También empezaba a pensar que mi idea de venganza no sería suficiente. Encontrar a Paul Jawarski y llevarlo ante la justicia no me devolvería a Shaknahyi, ni me libraría de la intriga en la que Jawarski, Reda Abu Adil, Friedlander Bey y el teniente Hajjar estaban de algún modo implicados. En una repentina intuición, me percaté de que había llegado el momento de dejar de pensar en el enigma como un gran problema con una solución sencilla. Ninguno de los jugadores sabía la historia completa, estaba seguro. Tenía que investigarlos por separado y reunir todas las pistas que pudiera, con la esperanza de que al final conducirían a algo encausable. Si las sospechas de Shaknahyi eran infundadas y me perdía en una absurda misión, acabaría peor que mal. Con toda probabilidad acabaría muerto.

Aparqué el coche patrulla en el garaje y subí hasta mi cubículo del tercer piso de la comisaría. Hajjar rara vez salía de su cuarto de cristal, de modo que no era probable que me pescase. ¡Que me pescase! Demonios, todo lo que quería era hacer cierto trabajo.

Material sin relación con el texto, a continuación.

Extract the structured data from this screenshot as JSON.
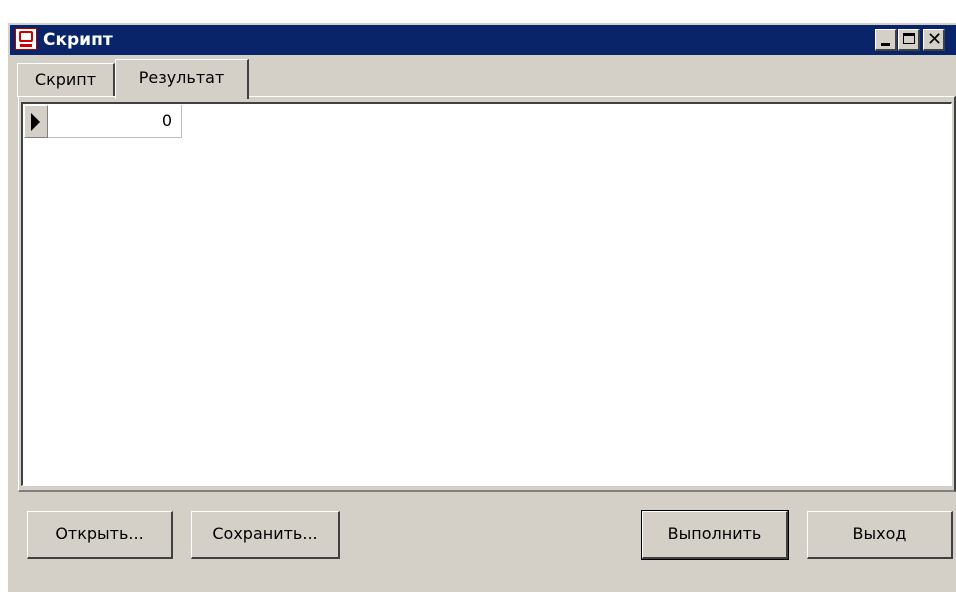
{
  "window": {
    "title": "Скрипт"
  },
  "tabs": [
    {
      "label": "Скрипт",
      "active": false
    },
    {
      "label": "Результат",
      "active": true
    }
  ],
  "grid": {
    "rows": [
      {
        "value": "0"
      }
    ]
  },
  "buttons": {
    "open": "Открыть...",
    "save": "Сохранить...",
    "run": "Выполнить",
    "exit": "Выход"
  },
  "colors": {
    "titlebar": "#0a246a",
    "face": "#d4d0c8",
    "icon": "#d00000"
  }
}
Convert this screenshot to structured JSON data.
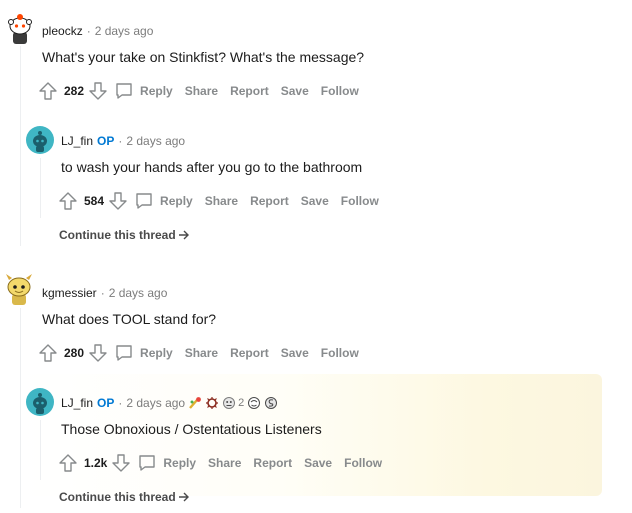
{
  "comments": [
    {
      "author": "pleockz",
      "time": "2 days ago",
      "body": "What's your take on Stinkfist? What's the message?",
      "score": "282",
      "actions": {
        "reply": "Reply",
        "share": "Share",
        "report": "Report",
        "save": "Save",
        "follow": "Follow"
      }
    },
    {
      "author": "LJ_fin",
      "op": "OP",
      "time": "2 days ago",
      "body": "to wash your hands after you go to the bathroom",
      "score": "584",
      "actions": {
        "reply": "Reply",
        "share": "Share",
        "report": "Report",
        "save": "Save",
        "follow": "Follow"
      },
      "continue": "Continue this thread"
    },
    {
      "author": "kgmessier",
      "time": "2 days ago",
      "body": "What does TOOL stand for?",
      "score": "280",
      "actions": {
        "reply": "Reply",
        "share": "Share",
        "report": "Report",
        "save": "Save",
        "follow": "Follow"
      }
    },
    {
      "author": "LJ_fin",
      "op": "OP",
      "time": "2 days ago",
      "body": "Those Obnoxious / Ostentatious Listeners",
      "score": "1.2k",
      "award_count": "2",
      "actions": {
        "reply": "Reply",
        "share": "Share",
        "report": "Report",
        "save": "Save",
        "follow": "Follow"
      },
      "continue": "Continue this thread"
    }
  ],
  "colors": {
    "op": "#0079d3",
    "meta": "#7c7c7c",
    "action": "#878a8c",
    "thread_line": "#edeff1",
    "avatar_lj_fin": "#3fb6c4"
  },
  "icons": [
    "upvote-icon",
    "downvote-icon",
    "reply-icon",
    "arrow-right-icon",
    "award-icon"
  ]
}
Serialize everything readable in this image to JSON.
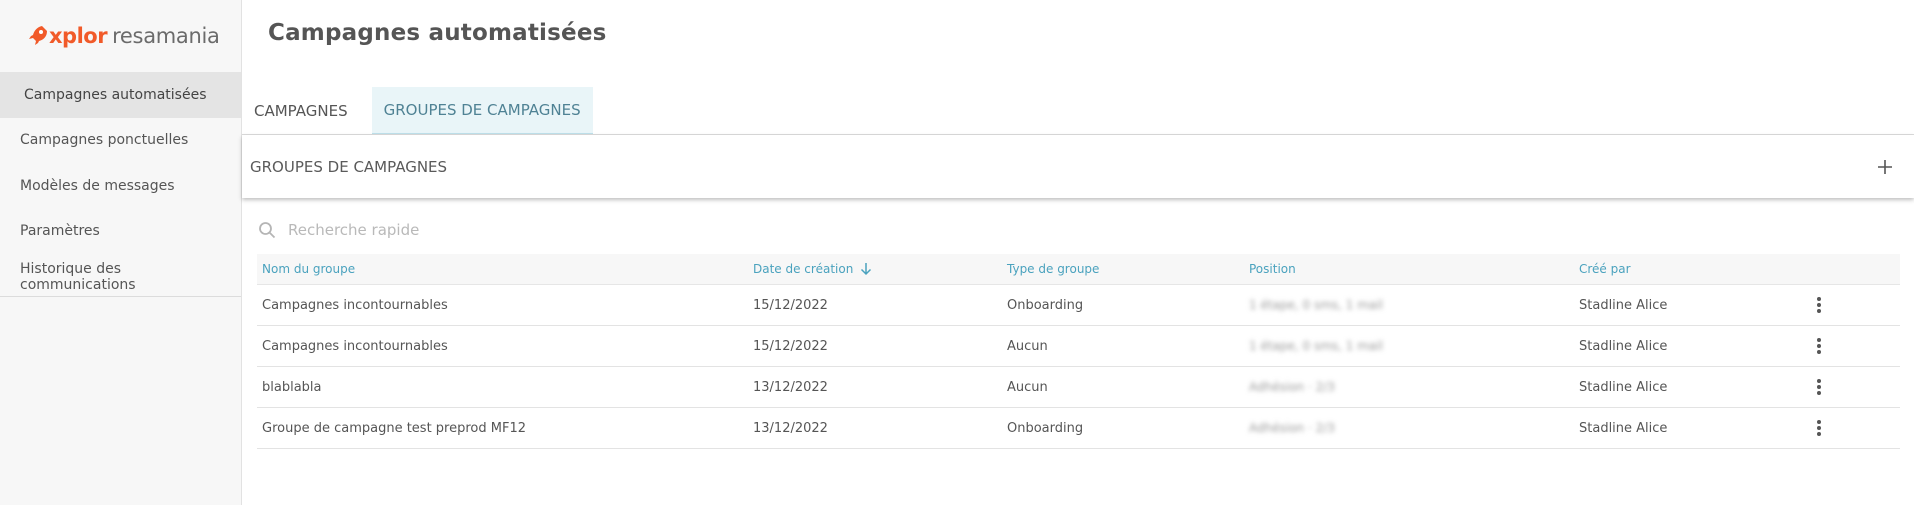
{
  "brand": {
    "logo_primary": "xplor",
    "logo_secondary": "resamania",
    "accent_color": "#f15a29"
  },
  "sidebar": {
    "items": [
      {
        "label": "Campagnes automatisées",
        "active": true
      },
      {
        "label": "Campagnes ponctuelles",
        "active": false
      },
      {
        "label": "Modèles de messages",
        "active": false
      },
      {
        "label": "Paramètres",
        "active": false
      },
      {
        "label": "Historique des communications",
        "active": false
      }
    ]
  },
  "header": {
    "title": "Campagnes automatisées"
  },
  "tabs": [
    {
      "label": "CAMPAGNES",
      "active": false
    },
    {
      "label": "GROUPES DE CAMPAGNES",
      "active": true
    }
  ],
  "section": {
    "title": "GROUPES DE CAMPAGNES",
    "add_icon": "plus-icon"
  },
  "search": {
    "placeholder": "Recherche rapide",
    "value": ""
  },
  "table": {
    "columns": {
      "name": "Nom du groupe",
      "date": "Date de création",
      "type": "Type de groupe",
      "position": "Position",
      "creator": "Créé par"
    },
    "sort_icon": "arrow-down-icon",
    "rows": [
      {
        "name": "Campagnes incontournables",
        "date": "15/12/2022",
        "type": "Onboarding",
        "position": "1 étape, 0 sms, 1 mail",
        "creator": "Stadline Alice"
      },
      {
        "name": "Campagnes incontournables",
        "date": "15/12/2022",
        "type": "Aucun",
        "position": "1 étape, 0 sms, 1 mail",
        "creator": "Stadline Alice"
      },
      {
        "name": "blablabla",
        "date": "13/12/2022",
        "type": "Aucun",
        "position": "Adhésion · 2/3",
        "creator": "Stadline Alice"
      },
      {
        "name": "Groupe de campagne test preprod MF12",
        "date": "13/12/2022",
        "type": "Onboarding",
        "position": "Adhésion · 2/3",
        "creator": "Stadline Alice"
      }
    ]
  }
}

Hacía dos semanas que no realizaba ningún trabajo serio en el ordenador. Me senté en el despacho y coloqué una célula de memoria de aleación de cobalto nueva en uno de los puertos de entrada del ordenador.

—Crear archivo —le dije.

—Nombre del archivo —precisó la voz apática del ordenador.

—Archivo Fénix —dije.

En realidad no tenía demasiada información para entrar. Primero leí los nombres de la libreta de Shaknahyi. Luego miré la pantalla del monitor. Quizá era el momento de proseguir la investigación de Shaknahyi.

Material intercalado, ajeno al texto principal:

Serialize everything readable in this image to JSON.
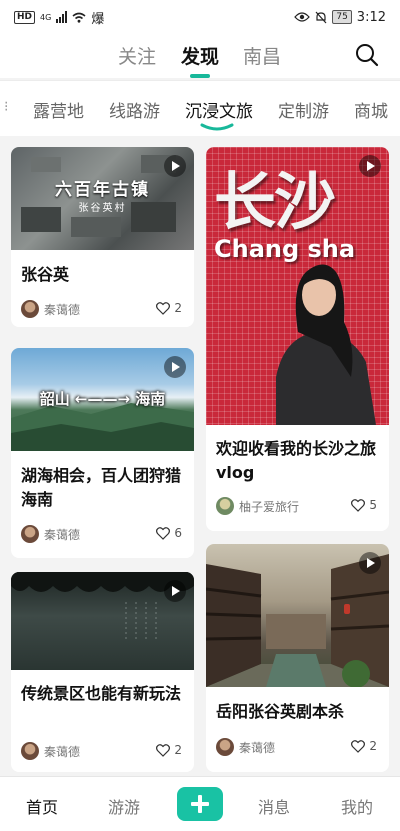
{
  "status": {
    "hd": "HD",
    "net": "4G",
    "carrier_icon": "爆",
    "battery": "75",
    "time": "3:12"
  },
  "top_tabs": [
    "关注",
    "发现",
    "南昌"
  ],
  "category_tabs": [
    "露营地",
    "线路游",
    "沉浸文旅",
    "定制游",
    "商城"
  ],
  "colors": {
    "accent": "#18b89a",
    "plus": "#19c2a4"
  },
  "cards": [
    {
      "title": "张谷英",
      "author": "秦蔼德",
      "likes": "2",
      "thumb_title": "六百年古镇",
      "thumb_sub": "张谷英村"
    },
    {
      "title": "欢迎收看我的长沙之旅vlog",
      "author": "柚子爱旅行",
      "likes": "5",
      "thumb_title": "长沙",
      "thumb_sub": "Chang sha"
    },
    {
      "title": "湖海相会，百人团狩猎海南",
      "author": "秦蔼德",
      "likes": "6",
      "thumb_title": "韶山 ←——→ 海南"
    },
    {
      "title": "传统景区也能有新玩法",
      "author": "秦蔼德",
      "likes": "2"
    },
    {
      "title": "岳阳张谷英剧本杀",
      "author": "秦蔼德",
      "likes": "2"
    }
  ],
  "bottom_nav": [
    "首页",
    "游游",
    "消息",
    "我的"
  ]
}
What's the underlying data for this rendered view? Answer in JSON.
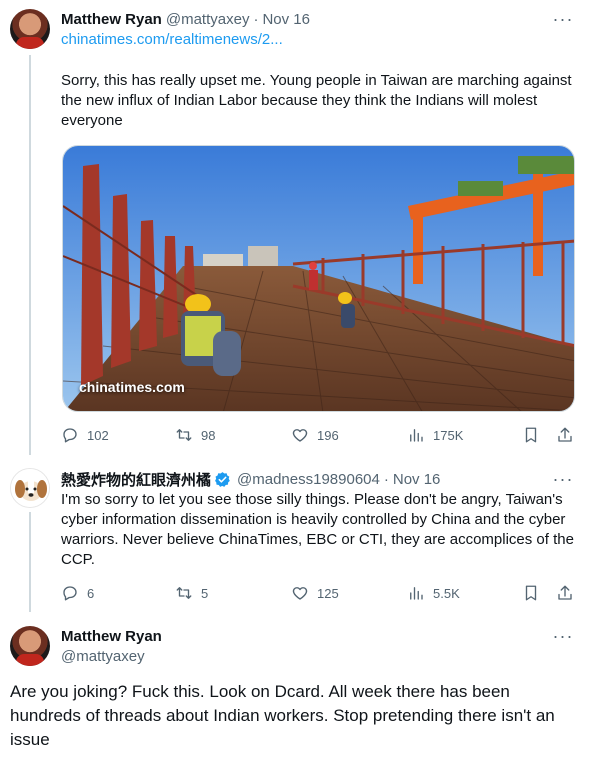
{
  "tweet1": {
    "name": "Matthew Ryan",
    "handle": "@mattyaxey",
    "separator": "·",
    "date": "Nov 16",
    "link": "chinatimes.com/realtimenews/2...",
    "text": "Sorry, this has really upset me. Young people in Taiwan are marching against the new influx of Indian Labor because they think the Indians will molest everyone",
    "image_watermark": "chinatimes.com",
    "stats": {
      "replies": "102",
      "retweets": "98",
      "likes": "196",
      "views": "175K"
    },
    "more": "···"
  },
  "tweet2": {
    "name": "熱愛炸物的紅眼濟州橘",
    "handle": "@madness19890604",
    "separator": "·",
    "date": "Nov 16",
    "text": "I'm so sorry to let you see those silly things. Please don't be angry, Taiwan's cyber information dissemination is heavily controlled by China and the cyber warriors. Never believe ChinaTimes, EBC or CTI, they are accomplices of the CCP.",
    "stats": {
      "replies": "6",
      "retweets": "5",
      "likes": "125",
      "views": "5.5K"
    },
    "more": "···"
  },
  "tweet3": {
    "name": "Matthew Ryan",
    "handle": "@mattyaxey",
    "text": "Are you joking? Fuck this. Look on Dcard. All week there has been hundreds of threads about Indian workers. Stop pretending there isn't an issue",
    "more": "···"
  },
  "colors": {
    "accent": "#1d9bf0",
    "secondary_text": "#536471",
    "verified": "#1d9bf0"
  }
}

Todos los ordenadores de la red de la comisaría estaban conectados a la base de datos de la central de policía. El problema era que el teniente Hajjar nunca confió del todo en mí y me había concedido la autorización mínima. Con mi contraseña sólo podía obtener información a la que tenía acceso cualquier civil que entrase por la puerta de la comisaría y preguntase algo en la oficina de información. Sin embargo, en los meses que llevaba trabajando para la policía, accidentalmente había averiguado todos los códigos de otros plumíferos con graduaciones más altas. Existía una extensa y activa circulación clandestina de material confidencial entre el personal no uniformado. Técnicamente era del todo ilegal, pero en realidad era el único modo de poder hacer nuestros trabajos.